Les chercheurs utilisent l’apprentissage automatique pour analyser les données radar des satellites afin de détecter les icebergs dans l’océan Austral autour de l’Antarctique afin de mieux comprendre leurs cycles de vie et leurs impacts environnementaux. Les icebergs peuvent sembler exotiques et lointains, mais, comme vous le diront tous ceux qui ont vu le Titanic, ils peuvent avoir un impact énorme sur nous lorsque nous nous y attendons le moins.

La semaine dernière, le plus grand iceberg du monde, A23a (qui fait plus de deux fois la taille du Grand Londres), s'est détaché du fond marin après avoir été bloqué pendant près de trois décennies et dérive vers le nord dans l'océan Antarctique. Pendant ce temps, des milliers de petits icebergs continuent de vêler des plates-formes de glace de l'Antarctique et de dériver vers la mer.

L’impact de tous ces icebergs représente bien plus qu’un simple danger pour la navigation. En fondant au fil des décennies, ils libèrent de l’eau douce froide et des nutriments qui peuvent modifier les écologies locales ainsi que la dynamique complexe de la circulation océanique, de la débâcle des glaces de mer et même du niveau mondial de la mer.

Le problème est que tous ces glaçons flottant comme des juleps géants à la menthe sont si nombreux et se déplacent de manière si chaotique qu'il est difficile de les identifier, et encore moins de les suivre. Pour résoudre ce problème, une équipe de scientifiques financée par l'Institut Alan Turing a utilisé le radar à synthèse d'ouverture (SAR) du satellite Sentinel-1 de l'ESA, capable de scanner les icebergs jour et nuit, quelles que soient les conditions météorologiques.

Les données radar ne sont pas nouvelles, mais l'utilisation d'algorithmes d'intelligence artificielle non supervisés pour analyser les lectures collectées entre octobre 2019 et septembre 2020 a identifié près de 30 000 icebergs d'environ 1 kilomètre carré (0,4 miles²) ou moins dans le front de vêlage du glacier Thwaites dans le fjord marin d'Amundsen, dans l'Antarctique occidental.

Les chercheurs espèrent qu’en détectant et en suivant avec précision les icebergs, il sera possible de développer un jumeau numérique de l’océan Antarctique afin de mieux comprendre la physique complexe de la façon dont l’océan, la glace et l’atmosphère interagissent.
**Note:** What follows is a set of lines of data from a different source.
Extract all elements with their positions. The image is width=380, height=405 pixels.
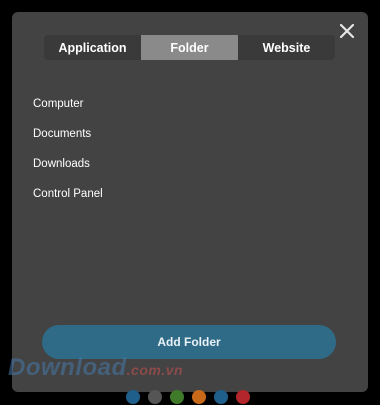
- dot-blue-2: [214, 390, 228, 404]
- tab-bar: Application Folder Website: [44, 35, 335, 60]
- dot-orange: [192, 390, 206, 404]
- watermark-suffix: .com.vn: [126, 362, 184, 378]
- dialog-panel: Application Folder Website Computer Docu…: [12, 12, 368, 392]
- color-dots: [126, 390, 250, 404]
- close-icon[interactable]: [338, 22, 356, 40]
- list-item-control-panel[interactable]: Control Panel: [33, 186, 103, 216]
- dot-blue: [126, 390, 140, 404]
- list-item-computer[interactable]: Computer: [33, 96, 103, 126]
- list-item-downloads[interactable]: Downloads: [33, 156, 103, 186]
- dot-green: [170, 390, 184, 404]
- folder-list: Computer Documents Downloads Control Pan…: [33, 96, 103, 216]
- list-item-documents[interactable]: Documents: [33, 126, 103, 156]
- dot-gray: [148, 390, 162, 404]
- tab-folder[interactable]: Folder: [141, 35, 238, 60]
- tab-application[interactable]: Application: [44, 35, 141, 60]
- dot-red: [236, 390, 250, 404]
- tab-website[interactable]: Website: [238, 35, 335, 60]
- watermark-main: Download: [8, 354, 127, 381]
- watermark: Download.com.vn: [8, 354, 183, 382]
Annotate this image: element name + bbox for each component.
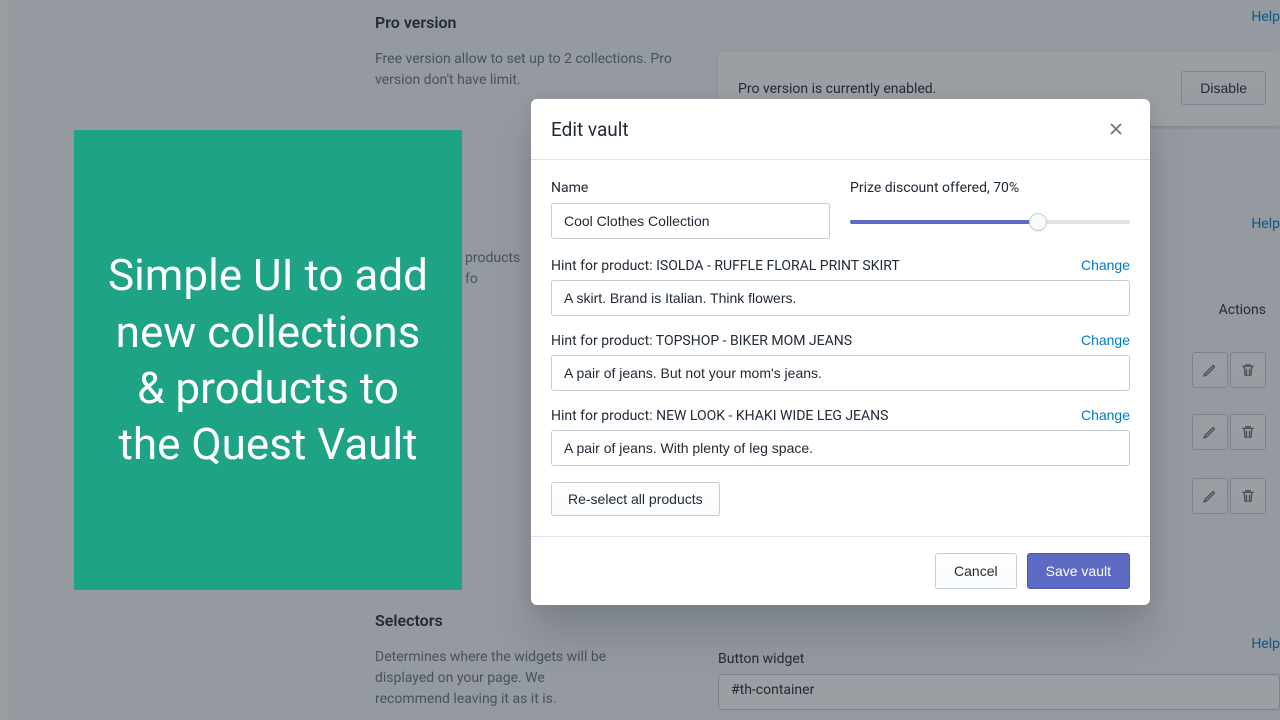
promo-overlay: Simple UI to add new collections & produ… xyxy=(74,130,462,590)
modal-title: Edit vault xyxy=(551,118,629,141)
modal-footer: Cancel Save vault xyxy=(531,536,1150,605)
discount-slider[interactable] xyxy=(850,213,1130,231)
slider-fill xyxy=(850,220,1038,224)
hint-block: Hint for product: ISOLDA - RUFFLE FLORAL… xyxy=(551,257,1130,316)
hint-input[interactable] xyxy=(551,430,1130,466)
cancel-button[interactable]: Cancel xyxy=(935,553,1017,589)
edit-vault-modal: Edit vault Name Prize discount offered, … xyxy=(531,99,1150,605)
modal-body: Name Prize discount offered, 70% Hint fo… xyxy=(531,160,1150,536)
close-icon xyxy=(1106,119,1126,139)
change-product-button[interactable]: Change xyxy=(1081,257,1130,273)
change-product-button[interactable]: Change xyxy=(1081,332,1130,348)
save-vault-button[interactable]: Save vault xyxy=(1027,553,1130,589)
close-button[interactable] xyxy=(1102,115,1130,143)
hint-label: Hint for product: NEW LOOK - KHAKI WIDE … xyxy=(551,408,888,424)
reselect-products-button[interactable]: Re-select all products xyxy=(551,482,720,516)
name-input[interactable] xyxy=(551,203,830,239)
discount-slider-group: Prize discount offered, 70% xyxy=(850,180,1130,239)
name-field-group: Name xyxy=(551,180,830,239)
modal-header: Edit vault xyxy=(531,99,1150,160)
name-label: Name xyxy=(551,180,830,196)
promo-text: Simple UI to add new collections & produ… xyxy=(104,247,432,472)
hint-block: Hint for product: NEW LOOK - KHAKI WIDE … xyxy=(551,407,1130,466)
hint-input[interactable] xyxy=(551,355,1130,391)
change-product-button[interactable]: Change xyxy=(1081,407,1130,423)
discount-label: Prize discount offered, 70% xyxy=(850,180,1130,196)
hint-label: Hint for product: ISOLDA - RUFFLE FLORAL… xyxy=(551,258,900,274)
hint-block: Hint for product: TOPSHOP - BIKER MOM JE… xyxy=(551,332,1130,391)
hint-label: Hint for product: TOPSHOP - BIKER MOM JE… xyxy=(551,333,852,349)
hint-input[interactable] xyxy=(551,280,1130,316)
slider-thumb[interactable] xyxy=(1029,213,1047,231)
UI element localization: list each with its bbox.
Ben Evans du laboratoire d'intelligence artificielle du British Antarctic Survey (BAS) a déclaré : « La technologie que nous avons utilisée pour développer cet outil est déjà largement utilisée en imagerie médicale, nous sommes donc ravis d'appliquer la même technologie aux caractéristiques complexes observées dans les images satellite SAR des océans polaires.

La recherche a été publiée dans Remote Sensing of the Environment.